Parece também que a Argélia, que ainda não normalizou suas relações com Israel, busca seguir o mesmo caminho, a julgar pelo seu voto no Conselho de Segurança da ONU na segunda-feira, em apoio à recolonização de Gaza.
Enquanto isso, colonos judeus intensificaram seus ataques contra palestinos na Cisjordânia durante a temporada de colheita de azeitonas deste ano, destruindo árvores, incendiando armazéns e atacando tendas beduínas.
Desde 7 de outubro de 2023, Israel e seus colonos judeus ilegais mataram mais de 1.070 palestinos na Cisjordânia, feriram 10.700 e sequestraram (“prenderam”, na linguagem sionista) 20.500.
A mais recente guerra genocida deixou Israel politicamente, economicamente, diplomaticamente e até militarmente enfraquecido, a julgar pelo fracasso do seu exército em destruir o Hamas após dois anos de uma guerra de aniquilação.
Só os colonos judeus atacaram palestinos 7.154 vezes, e esse número continua a aumentar.
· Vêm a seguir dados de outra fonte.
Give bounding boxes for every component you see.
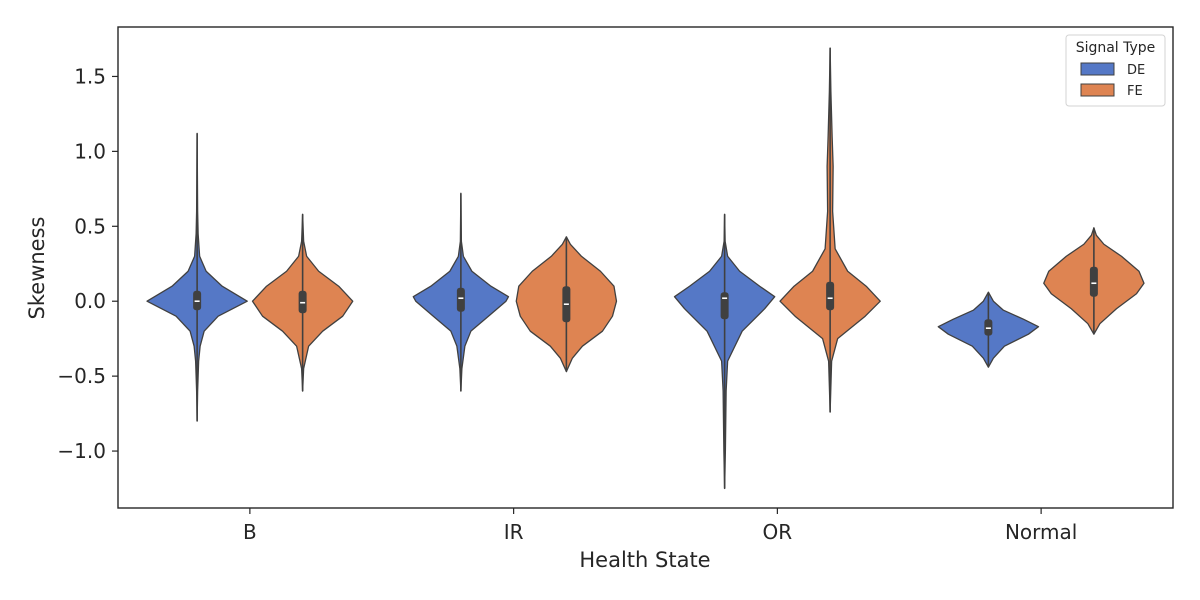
- y-tick-label: 1.5: [74, 64, 106, 88]
- violin-group: [146, 47, 1145, 490]
- y-axis-ticks: −1.0 −0.5 0.0 0.5 1.0 1.5: [57, 64, 118, 463]
- x-axis-ticks: B IR OR Normal: [243, 508, 1077, 544]
- y-tick-label: 0.0: [74, 289, 106, 313]
- legend-entries: DE FE: [1080, 62, 1145, 99]
- y-tick-label: −0.5: [57, 364, 106, 388]
- y-axis-label: Skewness: [25, 217, 49, 320]
- legend-title: Signal Type: [1076, 40, 1156, 56]
- x-tick-label: B: [243, 520, 257, 544]
- legend: Signal Type DE FE: [1065, 34, 1166, 107]
- legend-swatch-fe: [1080, 83, 1115, 97]
- y-tick-label: −1.0: [57, 439, 106, 463]
- violin-or-de-iqr-box: [720, 292, 729, 320]
- legend-label-de: DE: [1127, 63, 1145, 78]
- x-tick-label: OR: [763, 520, 793, 544]
- x-tick-label: IR: [504, 520, 524, 544]
- violin-normal-fe-iqr-box: [1089, 266, 1098, 297]
- violin-or-fe-iqr-box: [826, 281, 835, 311]
- x-tick-label: Normal: [1005, 520, 1077, 544]
- legend-swatch-de: [1080, 62, 1115, 76]
- y-tick-label: 0.5: [74, 214, 106, 238]
- y-tick-label: 1.0: [74, 139, 106, 163]
- x-axis-label: Health State: [579, 548, 710, 572]
- plot-frame: [117, 26, 1174, 509]
- violin-ir-de-iqr-box: [456, 287, 465, 312]
- legend-label-fe: FE: [1127, 84, 1143, 99]
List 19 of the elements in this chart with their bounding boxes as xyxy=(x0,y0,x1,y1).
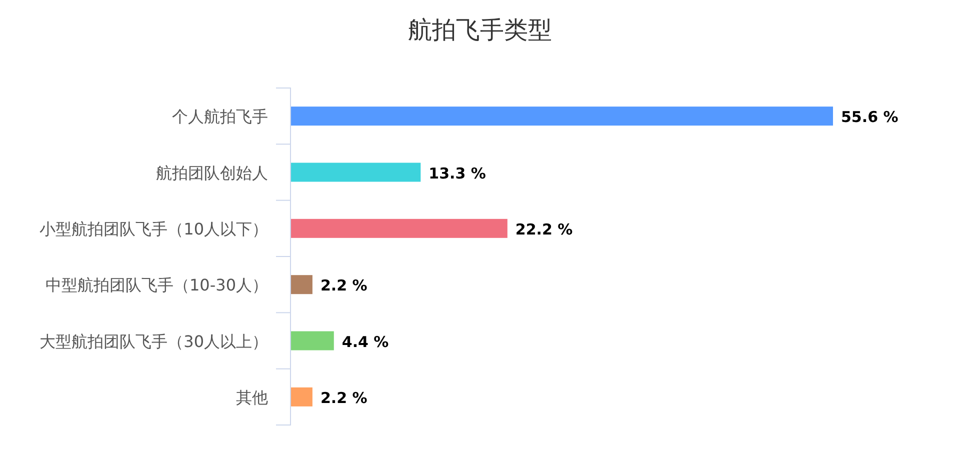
data-label: 4.4 % xyxy=(342,332,389,351)
y-tick-label: 其他 xyxy=(236,388,268,407)
bar xyxy=(291,218,508,238)
y-tick-label: 中型航拍团队飞手（10-30人） xyxy=(46,276,268,295)
y-tick-label: 大型航拍团队飞手（30人以上） xyxy=(40,332,268,351)
y-tick-label: 小型航拍团队飞手（10人以下） xyxy=(40,219,268,238)
bar xyxy=(291,331,334,350)
bar xyxy=(291,162,421,182)
data-label: 2.2 % xyxy=(320,388,368,407)
bar xyxy=(291,275,312,294)
chart-title: 航拍飞手类型 xyxy=(408,16,552,44)
data-label: 55.6 % xyxy=(841,108,898,126)
data-label: 22.2 % xyxy=(515,220,573,238)
data-label: 13.3 % xyxy=(428,164,486,182)
bar xyxy=(291,387,312,406)
data-label: 2.2 % xyxy=(320,276,368,295)
y-tick-label: 航拍团队创始人 xyxy=(156,163,268,182)
y-tick-label: 个人航拍飞手 xyxy=(172,107,268,126)
bar xyxy=(291,106,833,126)
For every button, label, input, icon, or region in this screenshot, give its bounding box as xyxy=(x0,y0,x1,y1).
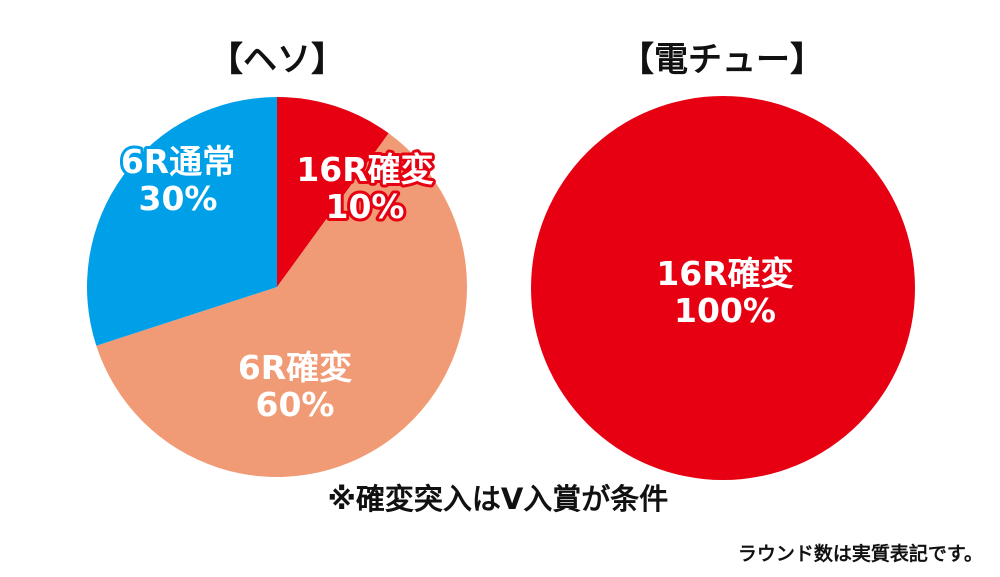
pie-slice-sr16-kakuhen xyxy=(277,97,389,287)
condition-note: ※確変突入はV入賞が条件 xyxy=(328,482,669,516)
pie-slice-r6-tsujo xyxy=(87,97,277,346)
chart-title: 【ヘソ】 xyxy=(209,40,345,80)
pie-slice-r6-kakuhen xyxy=(96,133,468,478)
slice-value-label: 30% xyxy=(139,179,218,218)
pie-slice-sr16-kakuhen xyxy=(531,96,915,480)
slice-name-label: 6R確変 xyxy=(238,348,352,387)
chart-title: 【電チュー】 xyxy=(620,40,824,80)
slice-name-label: 16R確変 xyxy=(296,150,433,189)
slice-value-label: 60% xyxy=(256,385,335,424)
slice-value-label: 10% xyxy=(326,187,405,226)
slice-value-label: 100% xyxy=(674,291,776,330)
slice-name-label: 16R確変 xyxy=(656,254,793,293)
round-count-note: ラウンド数は実質表記です。 xyxy=(738,542,983,565)
slice-name-label: 6R通常 xyxy=(121,142,235,181)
As autoridades israelenses também continuaram a confiscar terras palestinas e a expulsar seus habitantes para abrir espaço para mais colonos judeus ilegais.
Nos últimos meses, Israel expulsou 40.000 palestinos, arrasando casas e bairros inteiros, inclusive nos campos de refugiados de Jenin e Tulkarm, destruindo seus campos e queimando suas plantações.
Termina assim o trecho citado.